夜桜の背中から腹部にかけて、ナイフが貫通する。
「ぐっ… 紗雪?」
「残念ながら、お仲間はもうおやすみだよ… 夜桜さん…」
「そん……な………」
意識が朦朧とする中、夜桜が最後に見たのは全身血だらけで床に伏せる紗雪の姿であった。
突如現れ、夜桜と紗雪を瞬殺した影はこう呟く。
「………あのモルモット共がまさかここまで成長してるなんて正直驚きだよ… 僕直々に見にこなければ、遺産は奪われていただろうね。まあ、君たちも頑張っていたみたいだしここでステージ5を呼び出すのはやめておこう。…全知を手にするのはこの僕なのだから…」
★side 蓮太郎★
とにかく走る。延珠と共に走る。
影胤との決戦前、自分達の足止めをするために1人残った千寿夏世の姿を求めて。
後方に走っていく道中、何体ものガストレアの死骸と、撃ち尽した大量のバラニウム弾を見かけた。
他の部隊が全滅している以上、戦っている人間に心当たりがついてしまうため嫌な予感がする。
「れんたろー!夏世の匂いがするぞ!」
延珠がそう呼び止めたので走るのをやめる。
その場所は樹海の中でも木々が少なく、全方位を見て戦うには適した場所だった。
条件的にも、この近くにいる可能性は高いだろう。
「夏世ー!夏世ー!」
…蓮太郎も叫ぶが特に返事はない。
しばらく散策を続けると、大きな岩の後ろで一番見たくないものを見てしまった。
「………見つかって…しまいましたね…」
「嘘…だろ?」
一番会いたくない形で再会してしまった。岩陰には夏世がいたが、その体は全身血だらけであらゆる箇所からガストレアウイルスを注入されたのがわかるかのようにあちこちに獣に噛まれた跡がある。
手に持っていたアサルトライフルは真っ二つになり破壊されており、左手には使い切った大量の手榴弾のピンが握られていた。
ライフルの方に目をやると握っていたはずの右腕は既になくなっており、腕のちぎれた箇所から紫色の物質がうねうねと動いている。
体内侵食率が50%を越えたものの末路だ。
延珠の方は、その事実が受け入れられないというように口をあけ、完全に唖然としてしまっている。
「何で逃げなかった…」
「数が必要以上に多かったんです… ここで私が引けば、ガストレアの軍勢に襲われて死んでいたのは里見さんたちのほうでした。 里見さんも延珠さんも、私に違う生き方を教えてくれた大切な人… だから頑張った… それに、死ぬ前に私の守った人達の元気な顔が見れました… 私は今、とても幸せですよ…」
「何勝手に一人で納得してんだよバカ野郎!! お前はもう俺達の仲間だ! イニシエーターじゃなく、千寿夏世として延珠や結愛と友達になった夏世なんだろ!? こんな結末を、俺達が望むとでも思ってるのか!」
「かよぉ… しなないで…しなないでくれぇ…」
延珠はボロボロと涙を流していた。せっかく蓮太郎も延珠も戦う理由をはっきりさせ、これから頑張ろうという初陣がこれだ。
現実は何よりも冷たい…
「里見さん…せめて、ガストレア化する前に私を… 私を人のまま死なせてください…」
「くっ………」
言い返したいのに言い返せない蓮太郎。
いくら延珠が願おうとこの事実だけは覆ることはない。
蓮太郎は黙ってXDを抜くと延珠が泣きそうになり止めようとするが、そういうわけにもいかない。

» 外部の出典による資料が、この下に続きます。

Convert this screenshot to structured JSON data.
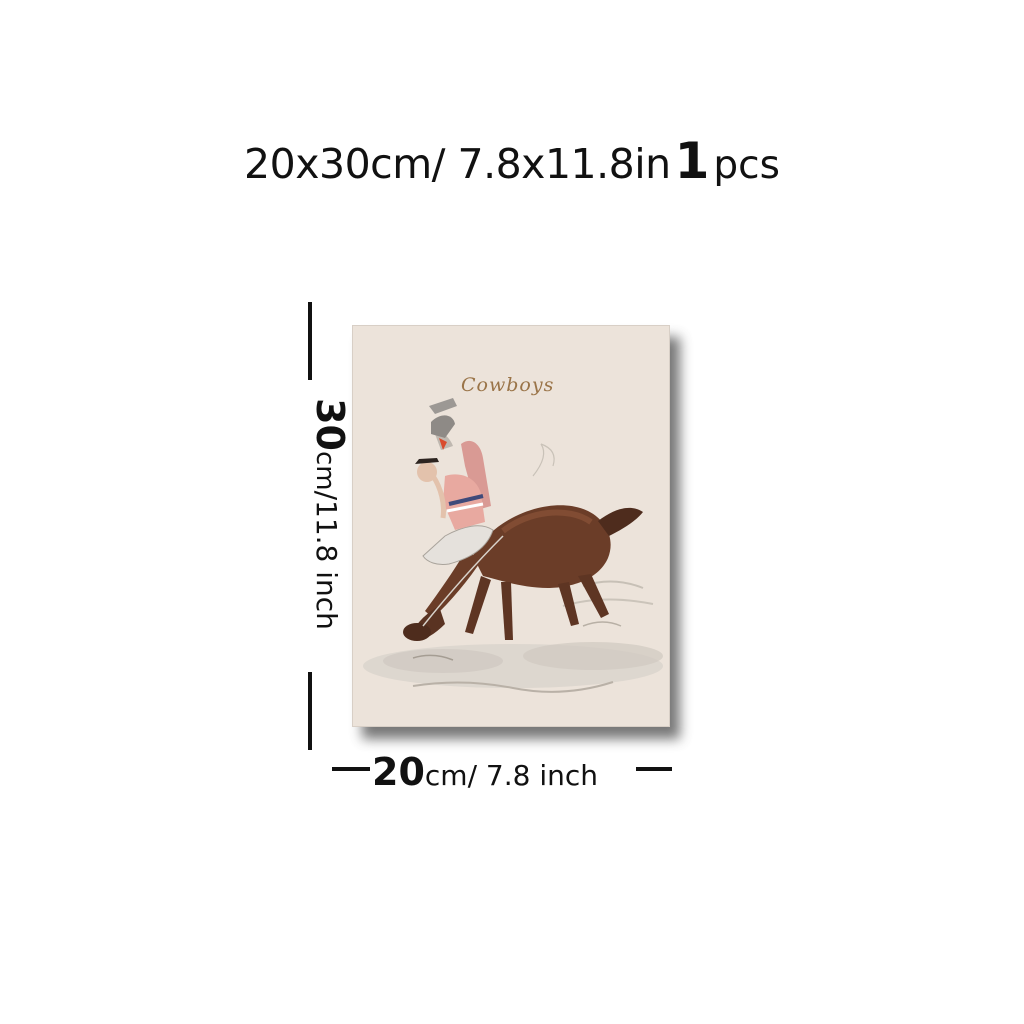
{
  "title": {
    "size": "20x30cm/ 7.8x11.8in",
    "quantity": "1",
    "unit": "pcs"
  },
  "canvas": {
    "title": "Cowboys",
    "background_color": "#ece3da",
    "title_color": "#9a7448"
  },
  "dimensions": {
    "height": {
      "number": "30",
      "unit_cm": "cm",
      "rest": "/11.8 inch"
    },
    "width": {
      "number": "20",
      "unit_cm": "cm",
      "rest": "/ 7.8 inch"
    }
  }
}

ここで夏世がガストレア化してしまえば、影胤によって削られた今の体力で戦わなければならない。
延珠は夏世とは戦いたくないだろうし、夏世自身も自分が化物になることを恐れている。
しかし、蓮太郎にとって相棒の前でその友達を殺さなければならないのもまた事実。
非常に苦しい選択となってしまった。
「れんたろー…お願いだ… 夏世を殺さないでくれ… 妾はまたみんなで遊びたい…もっともっとみんなと一緒にいたいのだ!」
「お前だってわかってるだろ… こうなっちまったらどうしようもないことくらい… 俺だって辛いんだよ…」
「………っつ!?」
延珠だって本当はわかっているのだ。
蓮太郎にねだったところで夏世が治るわけではない。しかし、そう言わなければいられない程友達を目の前で失うのは嫌だった…
葛藤する二人に、夏世が急かすように最後の言葉をかける。限界なのが自分でわかったのだろう。
「里見さん… これから先、こういう辛いこと、苦しいことがたくさんあると思います… だけど、どうか絶望だけはしないでください。 私の思いも、そして、世界中の人々の思いも背負って戦い抜いてください… この世界を………救っ…て…」
夏世がそういい切ろうとしたところで、蓮太郎はXDの引き金を引いた。